Accelerator scientists developed an idea to use the magnetic field in the cavity to tilt the beam bunches. When current flows in the magnetic field, it feels a force. (This is the same principle applied in an electric motor that converts electrical energy into mechanical energy.) The electron and positron beams also feel this force from the magnetic field. The electromagnetic field of the crab cavity is operated by a transverse mode, as opposed to the longitudinal mode in the normal acceleration cavities. A dipole magnetic field kicks the beam in the plane perpendicular to the beam direction. The result is the transverse offset or crab-walking of the electron and positron bunches to collide, face to face, at the collision point.


Hosoyama with a one-third scale prototype

In light of the recent achievement, KEK scientist Kenji Hosoyama, who led the detailed engineering and prototyping of the crab cavities, thought back along the 12-year road it took to reach this success. “One of the biggest challenges was the size of the cavity itself,” he says. “First, we produced a 'cute' version that was one-third of the size, and it ran quite well. So, we went ahead for the full scale prototype-it turned out to be much bigger than we had expected. Well, three times three in three dimensions means 27 times bigger in volume.” Small cavities can be carried by hand, but the cavity that measures 1 metre by .5 metre in cross section and 1.5 metres in length requires special equipment. The size issue also caused some difficulty in designing the cryostat, due to a large shrinkage of the cavity, once it is cooled down with liquid helium.

Another big challenge was the limitation in funding. “The crab cavity has long been a low priority on the R&D list. So a lot of components and equipment, even the clean room to test the prototype cavity were 'handmade',” says Hosoyama. The situation changed three years ago, and R&D accelerated. “I really felt the pressure then. There was no test data on the crab cavities, and we did not have any forerunner to ask for guidance,” Hosoyama added. He had sleepless night after sleepless night while commissioning KEKB in fear of a late-night phone call reporting a malfunction, but to his relief, most of the calls turned out to be from his mother-in-law.
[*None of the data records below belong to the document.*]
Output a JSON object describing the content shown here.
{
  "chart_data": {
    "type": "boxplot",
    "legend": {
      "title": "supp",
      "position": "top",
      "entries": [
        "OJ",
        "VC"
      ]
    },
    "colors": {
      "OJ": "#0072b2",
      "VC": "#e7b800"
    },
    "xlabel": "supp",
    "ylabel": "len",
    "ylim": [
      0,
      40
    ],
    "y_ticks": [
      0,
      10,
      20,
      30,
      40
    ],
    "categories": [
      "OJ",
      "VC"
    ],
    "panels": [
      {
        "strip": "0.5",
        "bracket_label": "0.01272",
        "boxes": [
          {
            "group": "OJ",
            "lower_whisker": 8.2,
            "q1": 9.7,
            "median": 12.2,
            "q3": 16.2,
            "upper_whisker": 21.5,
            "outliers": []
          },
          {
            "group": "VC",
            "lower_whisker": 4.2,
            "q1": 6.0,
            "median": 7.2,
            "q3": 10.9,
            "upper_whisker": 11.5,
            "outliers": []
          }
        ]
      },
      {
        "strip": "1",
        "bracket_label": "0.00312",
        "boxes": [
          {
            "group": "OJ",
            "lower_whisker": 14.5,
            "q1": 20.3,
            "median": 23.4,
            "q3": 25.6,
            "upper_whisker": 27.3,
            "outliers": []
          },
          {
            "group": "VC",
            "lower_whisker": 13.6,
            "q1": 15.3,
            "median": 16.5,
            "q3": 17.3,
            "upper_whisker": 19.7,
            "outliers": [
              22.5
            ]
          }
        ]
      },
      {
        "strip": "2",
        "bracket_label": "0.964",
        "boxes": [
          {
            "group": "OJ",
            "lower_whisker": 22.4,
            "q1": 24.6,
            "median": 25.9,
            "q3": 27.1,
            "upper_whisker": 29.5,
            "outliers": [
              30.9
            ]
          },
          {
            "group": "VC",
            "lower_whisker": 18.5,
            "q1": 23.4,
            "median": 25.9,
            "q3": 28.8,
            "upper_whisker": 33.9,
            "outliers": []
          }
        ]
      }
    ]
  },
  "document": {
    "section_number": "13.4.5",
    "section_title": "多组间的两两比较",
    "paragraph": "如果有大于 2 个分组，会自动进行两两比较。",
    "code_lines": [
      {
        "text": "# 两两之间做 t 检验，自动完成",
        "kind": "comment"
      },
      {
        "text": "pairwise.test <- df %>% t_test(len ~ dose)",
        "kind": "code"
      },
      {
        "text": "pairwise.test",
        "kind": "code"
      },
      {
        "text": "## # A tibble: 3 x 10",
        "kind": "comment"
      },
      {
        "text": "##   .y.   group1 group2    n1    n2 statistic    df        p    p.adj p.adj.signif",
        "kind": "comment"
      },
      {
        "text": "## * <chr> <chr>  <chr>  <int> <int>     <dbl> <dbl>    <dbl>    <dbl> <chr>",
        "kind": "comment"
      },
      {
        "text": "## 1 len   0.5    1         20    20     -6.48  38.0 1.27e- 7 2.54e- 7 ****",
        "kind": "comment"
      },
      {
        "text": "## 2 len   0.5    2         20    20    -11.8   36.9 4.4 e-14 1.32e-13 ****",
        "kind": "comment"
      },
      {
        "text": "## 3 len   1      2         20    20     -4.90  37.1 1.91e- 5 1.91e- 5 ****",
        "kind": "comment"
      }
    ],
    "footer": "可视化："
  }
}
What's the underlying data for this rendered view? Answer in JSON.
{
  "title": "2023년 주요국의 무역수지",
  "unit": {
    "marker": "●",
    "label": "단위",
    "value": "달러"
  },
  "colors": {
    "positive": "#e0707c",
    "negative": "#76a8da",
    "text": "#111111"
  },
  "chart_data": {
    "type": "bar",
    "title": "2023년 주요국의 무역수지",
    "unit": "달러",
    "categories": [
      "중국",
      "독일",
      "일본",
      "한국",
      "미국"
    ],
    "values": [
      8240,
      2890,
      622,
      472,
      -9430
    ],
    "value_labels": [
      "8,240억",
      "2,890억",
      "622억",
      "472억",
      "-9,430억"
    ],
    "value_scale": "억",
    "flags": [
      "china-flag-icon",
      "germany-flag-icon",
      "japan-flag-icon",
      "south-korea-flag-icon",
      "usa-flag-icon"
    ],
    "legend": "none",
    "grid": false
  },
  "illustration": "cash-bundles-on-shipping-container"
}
Now he can sleep tight, as the crab cavities achieved a tune-shift comparable to the world record at low currents. Tune-shift is a quantity proportional to the luminosity divided by the product of beam currents — a measure of luminosity potential. Recently, at high beam currents (1300 mA (milliamps) in the low energy positron beam and 700 mA in the high energy electron beam), they were able to operate at a luminosity above 1034 cm2/sec. These results from the first round of commissioning demonstrate the potential of the crab cavities, which according to simulations may eventually improve the luminosity by a factor of two. The team will conduct more tests by trying different operational parameters. “The controlling technologies have already been established. I am pretty sure that more commissioning runs and R&D will enable a further increase in the performance. And if it proves successful, this technology will be a big help for future accelerators,” says Hosoyama.